Um es gleich vor­weg­zu­neh­men: Ich habe dort eine Menge gelernt, aber nichts davon werde ich später mal gebrau­chen können. 

Es sei denn die Dinge, die ich über mich selbst gelernt habe, wie zum Bei­spiel, dass ich ein Team­spie­ler bin und nicht gern alleine arbeite und noch so eini­ges mehr. Oder auch Dinge über das Berufs­le­ben all­ge­mein: Rein rech­ne­risch gese­hen arbeite ich im Uni-Alltag 

Illus­tra­tion: Markus Blatz

mehr als im Prak­ti­kum, da sitze ich meine 40 Stun­den ab und dann ist gut, sonst komme ich unge­fähr auf 50 Stun­den in der Woche, das Wochen­ende mit­ge­rech­net. Und doch, wäh­rend des Semes­ters bleibt durch­aus noch Zeit für andere Dinge, im Berufs­le­ben nicht. Arbeits­zei­ten sind von 9:30 bis 18 Uhr, es kommt erschwe­rend hinzu, dass ich durch die halbe Stadt fahren muss und so ist der Tag ins­ge­samt futsch. Den ganzen Tag im Büro, sein ganzes Leben immer in das glei­che. Wie furcht­bar. Ich beginne mich an die Uni zurückzusehnen.
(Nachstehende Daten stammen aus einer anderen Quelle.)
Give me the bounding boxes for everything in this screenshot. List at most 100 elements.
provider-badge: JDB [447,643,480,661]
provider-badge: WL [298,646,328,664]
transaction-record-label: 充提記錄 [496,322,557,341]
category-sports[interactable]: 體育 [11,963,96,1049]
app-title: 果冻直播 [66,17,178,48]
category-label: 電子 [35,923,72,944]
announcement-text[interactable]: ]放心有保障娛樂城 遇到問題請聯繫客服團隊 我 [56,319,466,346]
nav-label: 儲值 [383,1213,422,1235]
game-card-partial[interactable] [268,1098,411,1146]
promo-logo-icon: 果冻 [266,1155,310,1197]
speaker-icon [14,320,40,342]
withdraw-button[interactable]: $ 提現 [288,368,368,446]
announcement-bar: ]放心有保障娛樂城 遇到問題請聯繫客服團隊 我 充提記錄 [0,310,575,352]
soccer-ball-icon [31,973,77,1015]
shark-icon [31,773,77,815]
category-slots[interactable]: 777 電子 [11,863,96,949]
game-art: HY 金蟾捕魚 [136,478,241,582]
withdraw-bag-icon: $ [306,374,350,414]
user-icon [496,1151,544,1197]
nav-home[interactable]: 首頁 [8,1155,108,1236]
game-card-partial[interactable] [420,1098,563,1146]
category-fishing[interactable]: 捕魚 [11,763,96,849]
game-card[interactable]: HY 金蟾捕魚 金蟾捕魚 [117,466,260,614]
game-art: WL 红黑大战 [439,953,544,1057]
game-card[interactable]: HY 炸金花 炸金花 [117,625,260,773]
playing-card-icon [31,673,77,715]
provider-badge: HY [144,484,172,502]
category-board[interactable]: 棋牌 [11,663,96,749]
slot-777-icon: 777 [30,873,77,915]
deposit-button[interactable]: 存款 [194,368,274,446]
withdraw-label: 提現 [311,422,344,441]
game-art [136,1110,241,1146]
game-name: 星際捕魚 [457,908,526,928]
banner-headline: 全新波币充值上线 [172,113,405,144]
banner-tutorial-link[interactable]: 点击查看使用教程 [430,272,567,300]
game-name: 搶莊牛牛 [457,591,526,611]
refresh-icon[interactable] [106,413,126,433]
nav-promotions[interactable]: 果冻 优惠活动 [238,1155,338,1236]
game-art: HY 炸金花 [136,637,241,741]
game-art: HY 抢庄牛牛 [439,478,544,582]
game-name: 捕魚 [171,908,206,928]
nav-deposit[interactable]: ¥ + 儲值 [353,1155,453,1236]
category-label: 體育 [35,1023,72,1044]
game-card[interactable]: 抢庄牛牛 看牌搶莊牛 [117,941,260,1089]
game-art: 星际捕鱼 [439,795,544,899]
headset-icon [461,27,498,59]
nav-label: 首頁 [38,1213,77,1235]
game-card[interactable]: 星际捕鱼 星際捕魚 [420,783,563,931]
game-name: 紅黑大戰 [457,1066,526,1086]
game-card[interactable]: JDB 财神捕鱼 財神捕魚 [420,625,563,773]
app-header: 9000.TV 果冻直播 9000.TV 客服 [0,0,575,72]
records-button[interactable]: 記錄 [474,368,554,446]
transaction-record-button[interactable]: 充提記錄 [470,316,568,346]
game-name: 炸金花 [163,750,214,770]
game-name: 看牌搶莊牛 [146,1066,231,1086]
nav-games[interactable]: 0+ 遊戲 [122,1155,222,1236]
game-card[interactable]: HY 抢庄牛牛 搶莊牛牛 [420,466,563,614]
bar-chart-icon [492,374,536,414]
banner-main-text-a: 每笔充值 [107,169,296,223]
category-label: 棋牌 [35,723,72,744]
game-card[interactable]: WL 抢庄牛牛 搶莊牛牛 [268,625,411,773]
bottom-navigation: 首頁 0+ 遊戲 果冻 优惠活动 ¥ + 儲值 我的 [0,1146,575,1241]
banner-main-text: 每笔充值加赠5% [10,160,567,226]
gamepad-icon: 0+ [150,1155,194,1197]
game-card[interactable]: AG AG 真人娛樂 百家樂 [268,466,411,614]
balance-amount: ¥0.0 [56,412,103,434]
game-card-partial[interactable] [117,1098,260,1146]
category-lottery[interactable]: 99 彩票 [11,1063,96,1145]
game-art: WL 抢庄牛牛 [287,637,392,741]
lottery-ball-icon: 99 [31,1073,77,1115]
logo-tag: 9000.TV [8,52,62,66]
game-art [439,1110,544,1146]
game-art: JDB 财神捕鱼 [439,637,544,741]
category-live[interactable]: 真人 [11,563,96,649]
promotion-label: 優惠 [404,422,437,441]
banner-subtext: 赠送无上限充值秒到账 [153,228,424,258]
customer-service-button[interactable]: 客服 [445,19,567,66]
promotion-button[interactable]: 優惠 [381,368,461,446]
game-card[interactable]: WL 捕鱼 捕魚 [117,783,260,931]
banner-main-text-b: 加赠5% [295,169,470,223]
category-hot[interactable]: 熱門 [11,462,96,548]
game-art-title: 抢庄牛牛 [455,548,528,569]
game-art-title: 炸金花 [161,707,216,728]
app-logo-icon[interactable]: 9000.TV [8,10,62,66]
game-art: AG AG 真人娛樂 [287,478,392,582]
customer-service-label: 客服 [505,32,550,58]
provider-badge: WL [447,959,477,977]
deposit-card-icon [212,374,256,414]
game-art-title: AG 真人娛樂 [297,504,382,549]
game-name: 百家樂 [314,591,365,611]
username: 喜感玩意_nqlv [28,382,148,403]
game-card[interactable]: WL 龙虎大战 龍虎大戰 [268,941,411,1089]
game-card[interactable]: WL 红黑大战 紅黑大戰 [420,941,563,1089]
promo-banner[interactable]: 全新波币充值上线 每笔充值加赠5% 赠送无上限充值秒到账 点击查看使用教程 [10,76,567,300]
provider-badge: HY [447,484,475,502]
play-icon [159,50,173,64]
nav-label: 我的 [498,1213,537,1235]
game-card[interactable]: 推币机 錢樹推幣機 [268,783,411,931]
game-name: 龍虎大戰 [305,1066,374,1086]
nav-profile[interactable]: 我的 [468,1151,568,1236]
Auch andere Fähig­kei­ten werden trai­niert: immer freund­lich blei­ben, wenn alle auf einmal etwas von mir wollen, nicht gegen den Kopie­rer treten der alle zehn Seiten an fünf Stel­len gleich­zei­tig Papier­stau hat …

Gelernt habe ich also doch eini­ges, die Zeit war nicht ver­schwen­det und das Zeug­nis wird auch gut im Lebens­lauf aus­se­hen, doch zunächst beschließe ich nicht dem Herrn bei der Stu­di­en­ein­füh­rung zu folgen, son­dern mich nach dem Rat des Men­schen in der Bera­tungs­stelle zu rich­ten: „Werden Sie bloß nicht zu schnell fertig mit dem Stu­dium, Arbeit krie­gen sie so oder so nicht.”

Na wenn das so ist.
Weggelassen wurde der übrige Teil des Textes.